Originally posted by WMCoolmon
Not to be rude, but I don't really care... it would certainly be possible to make an automated configure script that automatically runs autogen.sh, it could always call other scripts in turn.
autogen.sh is that automated configure script. It's not named "configure" because it can't be as it would always get overwritten. We can make this tremendously more difficult by not using autotools if you want (not going to allow it, just saying
) and require more work for developers to keep things working and/or more work for users to require them to install and learn new build tools.
autogen.sh already runs ./configure and can pass the same configure options even. This isn't difficult, it's easy, and that's the point. Anyone using Unix code out of CVS which makes use of autotools has to do exactly this same thing.

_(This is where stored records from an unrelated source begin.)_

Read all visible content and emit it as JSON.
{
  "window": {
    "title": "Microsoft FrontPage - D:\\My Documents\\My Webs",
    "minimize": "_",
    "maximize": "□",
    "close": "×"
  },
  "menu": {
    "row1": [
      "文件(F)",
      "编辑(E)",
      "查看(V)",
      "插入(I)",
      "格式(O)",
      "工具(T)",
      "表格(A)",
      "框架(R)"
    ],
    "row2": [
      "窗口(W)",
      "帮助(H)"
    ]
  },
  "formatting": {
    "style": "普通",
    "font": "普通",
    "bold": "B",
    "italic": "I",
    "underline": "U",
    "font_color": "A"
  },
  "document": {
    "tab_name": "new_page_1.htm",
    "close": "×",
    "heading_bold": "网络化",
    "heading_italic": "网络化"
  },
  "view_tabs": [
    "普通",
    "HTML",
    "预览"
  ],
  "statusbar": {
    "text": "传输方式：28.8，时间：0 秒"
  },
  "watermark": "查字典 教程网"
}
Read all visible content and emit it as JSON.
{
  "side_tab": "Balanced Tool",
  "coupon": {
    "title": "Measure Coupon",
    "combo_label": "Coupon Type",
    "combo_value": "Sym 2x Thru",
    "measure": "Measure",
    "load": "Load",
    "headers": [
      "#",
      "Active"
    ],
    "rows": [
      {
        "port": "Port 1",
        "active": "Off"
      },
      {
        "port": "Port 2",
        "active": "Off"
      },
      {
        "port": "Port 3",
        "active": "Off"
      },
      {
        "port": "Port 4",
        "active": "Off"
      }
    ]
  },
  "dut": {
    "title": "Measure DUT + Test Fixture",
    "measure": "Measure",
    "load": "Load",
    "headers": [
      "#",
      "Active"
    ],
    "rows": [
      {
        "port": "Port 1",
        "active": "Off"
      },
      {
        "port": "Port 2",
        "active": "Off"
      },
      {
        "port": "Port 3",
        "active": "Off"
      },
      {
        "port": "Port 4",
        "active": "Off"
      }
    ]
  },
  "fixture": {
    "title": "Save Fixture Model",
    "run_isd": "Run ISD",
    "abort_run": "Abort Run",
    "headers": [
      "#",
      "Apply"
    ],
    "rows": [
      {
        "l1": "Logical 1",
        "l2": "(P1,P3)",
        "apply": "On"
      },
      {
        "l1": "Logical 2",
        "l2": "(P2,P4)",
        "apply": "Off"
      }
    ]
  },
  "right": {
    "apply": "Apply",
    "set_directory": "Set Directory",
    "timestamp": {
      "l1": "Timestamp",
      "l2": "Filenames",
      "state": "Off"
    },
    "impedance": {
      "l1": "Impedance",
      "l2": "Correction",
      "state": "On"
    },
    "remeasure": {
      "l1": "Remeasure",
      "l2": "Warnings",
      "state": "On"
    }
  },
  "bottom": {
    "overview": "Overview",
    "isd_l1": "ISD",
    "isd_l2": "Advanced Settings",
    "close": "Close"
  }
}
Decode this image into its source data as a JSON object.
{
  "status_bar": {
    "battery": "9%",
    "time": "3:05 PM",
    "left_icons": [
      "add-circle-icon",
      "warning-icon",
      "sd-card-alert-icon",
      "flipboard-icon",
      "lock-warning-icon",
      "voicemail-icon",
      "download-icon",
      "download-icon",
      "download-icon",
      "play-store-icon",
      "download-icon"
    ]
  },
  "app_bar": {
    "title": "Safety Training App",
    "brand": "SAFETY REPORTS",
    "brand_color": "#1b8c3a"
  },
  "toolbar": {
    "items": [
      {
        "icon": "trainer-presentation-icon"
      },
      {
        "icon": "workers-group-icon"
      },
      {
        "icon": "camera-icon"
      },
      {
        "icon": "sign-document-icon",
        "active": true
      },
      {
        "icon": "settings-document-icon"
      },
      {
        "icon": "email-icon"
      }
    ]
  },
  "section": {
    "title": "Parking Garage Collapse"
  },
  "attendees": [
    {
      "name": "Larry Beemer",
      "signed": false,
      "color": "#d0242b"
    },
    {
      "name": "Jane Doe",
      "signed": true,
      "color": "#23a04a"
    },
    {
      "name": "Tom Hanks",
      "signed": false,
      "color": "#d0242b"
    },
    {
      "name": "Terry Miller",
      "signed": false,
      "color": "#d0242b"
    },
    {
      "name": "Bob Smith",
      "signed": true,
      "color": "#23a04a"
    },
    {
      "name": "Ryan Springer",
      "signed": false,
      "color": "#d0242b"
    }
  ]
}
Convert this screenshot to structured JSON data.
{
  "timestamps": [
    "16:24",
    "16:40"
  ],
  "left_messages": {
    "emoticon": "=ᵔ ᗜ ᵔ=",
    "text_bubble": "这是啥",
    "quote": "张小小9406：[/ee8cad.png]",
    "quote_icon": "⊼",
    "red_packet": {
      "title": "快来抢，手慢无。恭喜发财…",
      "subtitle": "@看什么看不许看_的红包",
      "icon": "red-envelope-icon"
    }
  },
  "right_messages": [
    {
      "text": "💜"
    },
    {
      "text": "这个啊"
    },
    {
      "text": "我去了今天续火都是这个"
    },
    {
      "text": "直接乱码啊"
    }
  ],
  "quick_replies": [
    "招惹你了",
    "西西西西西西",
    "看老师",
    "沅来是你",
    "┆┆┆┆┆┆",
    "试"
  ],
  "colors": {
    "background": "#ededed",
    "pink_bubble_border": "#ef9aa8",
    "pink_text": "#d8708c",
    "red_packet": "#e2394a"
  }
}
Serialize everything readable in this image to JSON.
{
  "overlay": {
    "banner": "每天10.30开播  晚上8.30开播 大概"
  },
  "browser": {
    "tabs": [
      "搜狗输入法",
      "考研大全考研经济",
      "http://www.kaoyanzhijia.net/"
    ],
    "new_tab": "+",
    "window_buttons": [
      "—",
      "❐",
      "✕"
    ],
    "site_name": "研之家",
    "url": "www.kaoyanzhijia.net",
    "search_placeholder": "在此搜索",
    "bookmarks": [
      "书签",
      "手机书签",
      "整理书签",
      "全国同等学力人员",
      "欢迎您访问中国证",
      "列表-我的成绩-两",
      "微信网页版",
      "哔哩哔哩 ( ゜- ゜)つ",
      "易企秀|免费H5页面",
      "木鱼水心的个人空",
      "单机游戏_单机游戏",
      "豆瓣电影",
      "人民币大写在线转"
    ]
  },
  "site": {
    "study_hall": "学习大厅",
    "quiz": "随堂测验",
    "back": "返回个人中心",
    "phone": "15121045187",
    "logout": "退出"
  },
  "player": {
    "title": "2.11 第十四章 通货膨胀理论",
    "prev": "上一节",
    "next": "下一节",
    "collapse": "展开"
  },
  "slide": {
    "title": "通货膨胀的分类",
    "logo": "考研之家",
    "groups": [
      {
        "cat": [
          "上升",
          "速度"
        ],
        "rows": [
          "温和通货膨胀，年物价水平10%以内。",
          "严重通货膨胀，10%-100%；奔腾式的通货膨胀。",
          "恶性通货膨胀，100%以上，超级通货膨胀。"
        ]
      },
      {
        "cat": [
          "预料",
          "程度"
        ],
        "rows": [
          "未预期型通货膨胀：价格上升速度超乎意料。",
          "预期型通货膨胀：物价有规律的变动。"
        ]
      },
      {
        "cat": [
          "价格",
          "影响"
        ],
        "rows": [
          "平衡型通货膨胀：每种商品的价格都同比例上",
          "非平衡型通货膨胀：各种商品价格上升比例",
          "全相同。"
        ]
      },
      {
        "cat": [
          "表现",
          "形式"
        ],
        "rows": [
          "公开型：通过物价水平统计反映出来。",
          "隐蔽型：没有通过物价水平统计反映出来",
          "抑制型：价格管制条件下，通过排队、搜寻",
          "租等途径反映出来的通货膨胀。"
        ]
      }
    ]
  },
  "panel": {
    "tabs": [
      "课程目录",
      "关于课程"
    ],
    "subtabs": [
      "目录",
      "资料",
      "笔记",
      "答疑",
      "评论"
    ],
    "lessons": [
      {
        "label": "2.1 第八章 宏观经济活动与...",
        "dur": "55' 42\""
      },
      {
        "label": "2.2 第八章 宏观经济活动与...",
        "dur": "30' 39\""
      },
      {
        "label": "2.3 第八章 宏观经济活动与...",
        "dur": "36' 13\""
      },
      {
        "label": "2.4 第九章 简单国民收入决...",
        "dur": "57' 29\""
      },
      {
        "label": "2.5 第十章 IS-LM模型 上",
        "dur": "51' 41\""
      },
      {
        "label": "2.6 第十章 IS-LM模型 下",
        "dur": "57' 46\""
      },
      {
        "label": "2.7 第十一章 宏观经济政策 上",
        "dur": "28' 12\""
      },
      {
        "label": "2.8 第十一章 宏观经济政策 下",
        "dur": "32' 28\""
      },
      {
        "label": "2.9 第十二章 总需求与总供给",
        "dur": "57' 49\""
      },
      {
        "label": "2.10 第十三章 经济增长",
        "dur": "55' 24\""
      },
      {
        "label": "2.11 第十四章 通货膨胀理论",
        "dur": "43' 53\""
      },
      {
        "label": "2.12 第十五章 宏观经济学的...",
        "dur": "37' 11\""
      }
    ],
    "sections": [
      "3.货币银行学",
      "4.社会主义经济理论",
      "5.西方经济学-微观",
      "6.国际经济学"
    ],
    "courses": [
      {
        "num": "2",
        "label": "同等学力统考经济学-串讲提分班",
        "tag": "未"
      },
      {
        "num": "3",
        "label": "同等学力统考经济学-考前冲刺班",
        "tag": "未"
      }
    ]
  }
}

If the project doesn't make you bootstrap first then that project is wrong. Period.
Going against Linux/Unix convention is actually what we can't do since it would piss off pretty much every Linux/Unix user. That you don't like it has abosolutely no bearing on how it should be done since these aren't unfamiliar steps to Linux/Unix users. People who aren't familiar with it just need to be told, 99% of people will already know. Compiling from a tarball is "./configure && make && make install" and compiling from CVS is "./autogen.sh && make && make install". Please explain to me why you find that so much more difficult.
Ignore the Makefiles since they are generated anyway and CVS ignores them. Just be concerned with configure.ac and the Makefile.am files since they are all we need to mess with. That's the point of autotools, to liberate us from managing the covoluted crap.